3 Keys to Effective Teacher Affirmation

In a recent blog post called “Improved Student Performance Through Teacher Affirmation” we established that a principal affirming a teacher can have a positive effect on student performance. Because teachers are the most important school-related factor in student performance, and everyone works harder and more effectively when they are happy and comfortable, principals should affirm their teachers often. In this post I will get even more specific by giving you 3 keys to effective teacher affirmation that you should employ in your school immediately.

  1. Be Honest

    • Teachers can smell a phony affirmation a mile away, and it will certainly come off phony if you pay your teacher a dishonest compliment. For example, if you haven’t spent a lot of time in the teacher’s classroom, but you compliment her on her classroom management abilities, it will seem made up. Instead, find something real and true that the teacher does well, and honestly affirm the teacher about that thing. You should be able to find at least a few positive things to say about every teacher in your building. Over time, as you increase the number of positive interactions you have with your teachers, you will find more and more positive things to say about them.

  2. Be Specific

    • As a component of honesty, an affirmation is most effective when it is specific to that teacher. General affirmations are good too, but specific affirmations are even better. If you compliment the teacher on something he or she did well, it will go a long way to showing that you are paying attention to his or her quality work.

    • Not only should you be specific with the teacher, you should also be specific with the affirmation itself. Compare these affirmations:

      • Good job Mr. Thomas, thank you for your hard work!

      This affirmation, though it may be true and is specific to the teacher, does not specify what Mr. Thomas did that you appreciate.

      • Mr. Thomas, your work with showing students how to compute fractions has been excellent! Thank you for the important work that you are doing!

      This affirmation is better. It includes both a specific teacher and a specific task that the teacher has done well. But it can still be improved upon even more.

      • Mr.
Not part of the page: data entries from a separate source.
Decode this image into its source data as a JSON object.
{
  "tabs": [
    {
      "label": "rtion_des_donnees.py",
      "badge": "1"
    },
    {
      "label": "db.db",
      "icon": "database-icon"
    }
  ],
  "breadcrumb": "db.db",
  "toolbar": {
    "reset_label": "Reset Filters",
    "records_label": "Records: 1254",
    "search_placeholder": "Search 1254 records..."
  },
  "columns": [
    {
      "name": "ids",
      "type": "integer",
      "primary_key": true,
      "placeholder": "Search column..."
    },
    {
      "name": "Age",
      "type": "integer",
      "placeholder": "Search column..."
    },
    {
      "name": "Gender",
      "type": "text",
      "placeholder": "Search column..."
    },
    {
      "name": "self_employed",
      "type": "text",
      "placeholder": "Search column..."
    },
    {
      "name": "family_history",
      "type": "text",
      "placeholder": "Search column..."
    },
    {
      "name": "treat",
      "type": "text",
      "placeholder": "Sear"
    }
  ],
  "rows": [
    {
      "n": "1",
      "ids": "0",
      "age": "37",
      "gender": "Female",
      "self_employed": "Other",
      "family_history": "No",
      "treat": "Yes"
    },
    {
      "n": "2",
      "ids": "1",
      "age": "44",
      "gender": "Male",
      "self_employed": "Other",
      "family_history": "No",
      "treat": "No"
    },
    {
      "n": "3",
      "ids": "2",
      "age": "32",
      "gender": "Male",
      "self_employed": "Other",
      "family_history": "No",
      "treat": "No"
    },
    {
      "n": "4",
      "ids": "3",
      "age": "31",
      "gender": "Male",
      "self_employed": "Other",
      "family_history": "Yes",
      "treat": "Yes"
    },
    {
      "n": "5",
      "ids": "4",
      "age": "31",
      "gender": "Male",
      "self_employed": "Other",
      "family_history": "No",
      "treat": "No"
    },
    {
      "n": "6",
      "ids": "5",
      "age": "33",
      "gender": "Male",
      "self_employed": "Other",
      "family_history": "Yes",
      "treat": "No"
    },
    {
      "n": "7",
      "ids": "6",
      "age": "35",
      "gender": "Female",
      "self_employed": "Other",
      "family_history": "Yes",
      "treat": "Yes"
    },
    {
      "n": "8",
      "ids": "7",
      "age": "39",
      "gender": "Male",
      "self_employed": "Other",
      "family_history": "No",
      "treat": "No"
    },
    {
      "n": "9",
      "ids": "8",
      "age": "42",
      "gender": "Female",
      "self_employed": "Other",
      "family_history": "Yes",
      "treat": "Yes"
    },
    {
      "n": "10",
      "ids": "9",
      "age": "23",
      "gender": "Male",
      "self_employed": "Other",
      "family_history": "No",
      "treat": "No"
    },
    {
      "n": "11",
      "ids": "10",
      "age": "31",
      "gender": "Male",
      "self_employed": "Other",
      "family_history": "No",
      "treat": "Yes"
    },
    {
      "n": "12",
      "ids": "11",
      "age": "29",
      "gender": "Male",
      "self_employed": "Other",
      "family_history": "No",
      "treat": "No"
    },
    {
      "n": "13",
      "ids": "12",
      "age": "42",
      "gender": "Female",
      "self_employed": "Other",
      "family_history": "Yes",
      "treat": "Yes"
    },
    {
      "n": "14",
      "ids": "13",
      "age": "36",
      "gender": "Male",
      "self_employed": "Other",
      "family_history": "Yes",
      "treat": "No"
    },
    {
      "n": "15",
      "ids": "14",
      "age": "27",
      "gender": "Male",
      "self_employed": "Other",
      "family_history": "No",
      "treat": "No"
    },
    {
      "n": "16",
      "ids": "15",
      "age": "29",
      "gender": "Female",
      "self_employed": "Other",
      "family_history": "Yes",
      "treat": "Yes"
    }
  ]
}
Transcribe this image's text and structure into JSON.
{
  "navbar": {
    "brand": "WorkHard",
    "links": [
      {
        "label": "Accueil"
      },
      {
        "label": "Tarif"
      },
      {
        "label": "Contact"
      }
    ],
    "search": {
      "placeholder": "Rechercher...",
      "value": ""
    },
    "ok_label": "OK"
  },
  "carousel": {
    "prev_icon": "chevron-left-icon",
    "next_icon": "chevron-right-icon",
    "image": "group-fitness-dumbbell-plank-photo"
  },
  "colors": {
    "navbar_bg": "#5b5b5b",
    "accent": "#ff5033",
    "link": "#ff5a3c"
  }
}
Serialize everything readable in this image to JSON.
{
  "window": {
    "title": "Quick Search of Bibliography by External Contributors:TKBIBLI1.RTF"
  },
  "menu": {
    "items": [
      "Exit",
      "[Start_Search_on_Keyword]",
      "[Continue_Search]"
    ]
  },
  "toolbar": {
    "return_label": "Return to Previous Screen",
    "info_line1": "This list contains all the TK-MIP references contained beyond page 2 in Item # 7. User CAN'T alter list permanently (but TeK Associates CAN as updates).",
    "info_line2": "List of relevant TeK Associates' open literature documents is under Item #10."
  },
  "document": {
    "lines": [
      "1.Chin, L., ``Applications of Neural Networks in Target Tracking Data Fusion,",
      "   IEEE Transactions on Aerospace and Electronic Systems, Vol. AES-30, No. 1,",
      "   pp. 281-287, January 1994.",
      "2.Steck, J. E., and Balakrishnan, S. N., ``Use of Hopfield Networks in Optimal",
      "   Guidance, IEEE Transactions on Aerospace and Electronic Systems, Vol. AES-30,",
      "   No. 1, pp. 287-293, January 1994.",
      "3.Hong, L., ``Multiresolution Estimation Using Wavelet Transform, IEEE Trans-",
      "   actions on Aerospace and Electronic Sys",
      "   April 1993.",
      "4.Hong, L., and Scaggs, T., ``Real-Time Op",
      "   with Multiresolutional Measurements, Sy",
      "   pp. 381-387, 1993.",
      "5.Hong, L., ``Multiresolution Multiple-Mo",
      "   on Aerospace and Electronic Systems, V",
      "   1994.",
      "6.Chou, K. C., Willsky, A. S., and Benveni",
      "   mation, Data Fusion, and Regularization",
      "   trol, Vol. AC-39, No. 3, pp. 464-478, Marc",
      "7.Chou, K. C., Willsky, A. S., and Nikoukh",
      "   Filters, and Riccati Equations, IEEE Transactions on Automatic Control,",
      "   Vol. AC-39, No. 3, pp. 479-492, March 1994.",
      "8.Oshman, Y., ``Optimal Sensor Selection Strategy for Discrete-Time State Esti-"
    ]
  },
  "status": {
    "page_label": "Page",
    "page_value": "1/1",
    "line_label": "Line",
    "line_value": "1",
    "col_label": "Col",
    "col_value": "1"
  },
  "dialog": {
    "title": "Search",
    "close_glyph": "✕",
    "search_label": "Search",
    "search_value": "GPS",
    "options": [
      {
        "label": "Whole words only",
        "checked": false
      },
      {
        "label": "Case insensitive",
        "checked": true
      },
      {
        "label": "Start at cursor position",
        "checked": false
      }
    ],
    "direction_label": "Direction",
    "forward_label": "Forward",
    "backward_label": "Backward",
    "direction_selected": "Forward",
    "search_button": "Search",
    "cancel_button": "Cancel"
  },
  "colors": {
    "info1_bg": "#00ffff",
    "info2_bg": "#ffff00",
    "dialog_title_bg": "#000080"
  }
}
Thomas, as you know, our math test scores have been down, especially in the area of fractions. But I see the focus and attention you are giving to fractions in your pre-algebra class, and as a result student scores have improved in that area. The work you are doing is helping your students specifically and the school as a whole!

      This affirmation outlines in more detail how the teacher’s work is making his students specifically and the school in general better. But remember to be honest! If you can’t honestly give this level of detail, then don’t! However, I recommend you challenge yourself to give affirmations in the form off descriptive feedback, as in the third example.

  3. Spread the Love

    • Do not limit your affirmations to the teachers you like the best. In fact, you need to make it a point to affirm teachers that you don’t get along with. It is highly unlikely that there is a single teacher in your building who doesn’t do anything well. Indeed, all of your teachers are trained professionals who have some level of expertise and concern for their students. As the instructional leader on your campus, part of your job is figuring out each teacher’s areas of strength and leveraging those strengths to help students succeed. So, spread the love and honesty affirm all of your teachers, only the ones who obviously respond well to your leadership style.

Affirmation can be the lifeblood fo a healthy school environment in which teachers are motivated and productive, and students are growing. Use these tips to help you affirm your teachers more effectively and improve teacher and student performance in your school!